9. Inhalte, Form und Qualität
Etwa 10 Prozent der Kommentare fanden, dass auch eine Diskussion um Inhalte, Form und Qualität auf die kulturpolitische Agenda gehört. Folgender Kommentar fasst die Hinweise zusammen:
„Welche Bedürfnisse der Gesellschaft sollen durch Theater befriedigt werden? Geht es nur noch um Unterhaltung? Wenn es nicht um Unterhaltung geht, geht es dann nur noch um Bildung? Wie viel Experiment ist noch erlaubt? Wie viel Kunst darf Kunst sein? Wann wird das Theater zum Kunsthandwerk?“
Und folgende Kommentare zeigen die Richtung in der eine neue Kulturpolitik gehen kann.

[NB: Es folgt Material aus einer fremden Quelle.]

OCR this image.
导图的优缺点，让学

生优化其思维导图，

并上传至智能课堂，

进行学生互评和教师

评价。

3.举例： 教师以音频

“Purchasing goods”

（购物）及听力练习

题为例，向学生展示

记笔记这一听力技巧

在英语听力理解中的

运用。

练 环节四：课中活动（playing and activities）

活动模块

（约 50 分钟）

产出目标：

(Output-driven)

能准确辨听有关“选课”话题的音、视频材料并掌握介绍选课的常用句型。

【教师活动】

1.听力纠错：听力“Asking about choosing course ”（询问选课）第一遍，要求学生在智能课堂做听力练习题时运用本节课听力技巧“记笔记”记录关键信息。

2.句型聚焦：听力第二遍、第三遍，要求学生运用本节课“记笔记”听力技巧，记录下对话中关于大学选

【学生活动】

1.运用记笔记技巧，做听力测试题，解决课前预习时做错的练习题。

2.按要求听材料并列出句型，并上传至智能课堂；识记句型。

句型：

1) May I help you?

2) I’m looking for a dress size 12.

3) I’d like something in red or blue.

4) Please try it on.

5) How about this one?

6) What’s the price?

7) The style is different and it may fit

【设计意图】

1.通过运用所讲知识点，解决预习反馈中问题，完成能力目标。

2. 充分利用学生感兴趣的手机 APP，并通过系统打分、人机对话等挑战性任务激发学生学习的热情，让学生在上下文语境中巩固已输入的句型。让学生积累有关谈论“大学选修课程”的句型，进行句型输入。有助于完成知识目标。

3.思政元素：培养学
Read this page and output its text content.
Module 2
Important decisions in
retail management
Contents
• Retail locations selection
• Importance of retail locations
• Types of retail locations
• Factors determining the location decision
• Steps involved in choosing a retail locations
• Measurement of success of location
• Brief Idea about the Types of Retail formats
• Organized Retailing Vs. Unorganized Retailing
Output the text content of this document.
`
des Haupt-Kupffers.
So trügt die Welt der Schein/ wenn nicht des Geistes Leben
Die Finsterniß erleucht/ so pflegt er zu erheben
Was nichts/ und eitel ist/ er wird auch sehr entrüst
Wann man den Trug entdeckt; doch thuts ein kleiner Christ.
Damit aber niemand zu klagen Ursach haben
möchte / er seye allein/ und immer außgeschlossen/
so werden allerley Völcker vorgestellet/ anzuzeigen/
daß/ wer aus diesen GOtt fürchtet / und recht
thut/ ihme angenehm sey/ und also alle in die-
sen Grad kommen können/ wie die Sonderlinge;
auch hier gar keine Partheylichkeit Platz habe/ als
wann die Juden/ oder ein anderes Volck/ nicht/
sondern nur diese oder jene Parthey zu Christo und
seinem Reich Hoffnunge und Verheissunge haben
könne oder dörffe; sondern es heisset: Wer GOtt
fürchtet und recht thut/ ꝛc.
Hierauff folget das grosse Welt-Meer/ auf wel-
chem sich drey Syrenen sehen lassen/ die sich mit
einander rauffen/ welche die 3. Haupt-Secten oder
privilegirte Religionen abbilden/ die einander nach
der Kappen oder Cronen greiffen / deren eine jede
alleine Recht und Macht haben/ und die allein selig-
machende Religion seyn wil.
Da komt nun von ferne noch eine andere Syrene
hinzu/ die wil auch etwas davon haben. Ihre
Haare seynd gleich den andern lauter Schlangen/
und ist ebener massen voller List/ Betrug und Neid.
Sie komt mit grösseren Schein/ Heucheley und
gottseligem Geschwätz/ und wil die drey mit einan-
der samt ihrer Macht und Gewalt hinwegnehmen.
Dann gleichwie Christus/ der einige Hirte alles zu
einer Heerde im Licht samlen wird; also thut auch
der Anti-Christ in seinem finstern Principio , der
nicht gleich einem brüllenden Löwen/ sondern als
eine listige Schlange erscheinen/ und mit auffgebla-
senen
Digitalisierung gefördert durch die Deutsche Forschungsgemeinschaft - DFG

„RECHT AUF RISIKO, FREIHEIT, MUT, UNTERSTÜTZUNG UND GEISTIGEN LUXUS“
„keep moving – nicht auf der Stelle treten.“
* Alle Zitate sind den Kommentaren entnommen.
im Auftrag des Fonds Darstellende Künste:
Malah Helman, Berlin
April 2009
Text erscheint in der Publikation der Gesamtstudie, der Diskussionsprozesse des Symposiums und weiterer aktueller Texte voraussichtlich imNovember 2009 als Buch.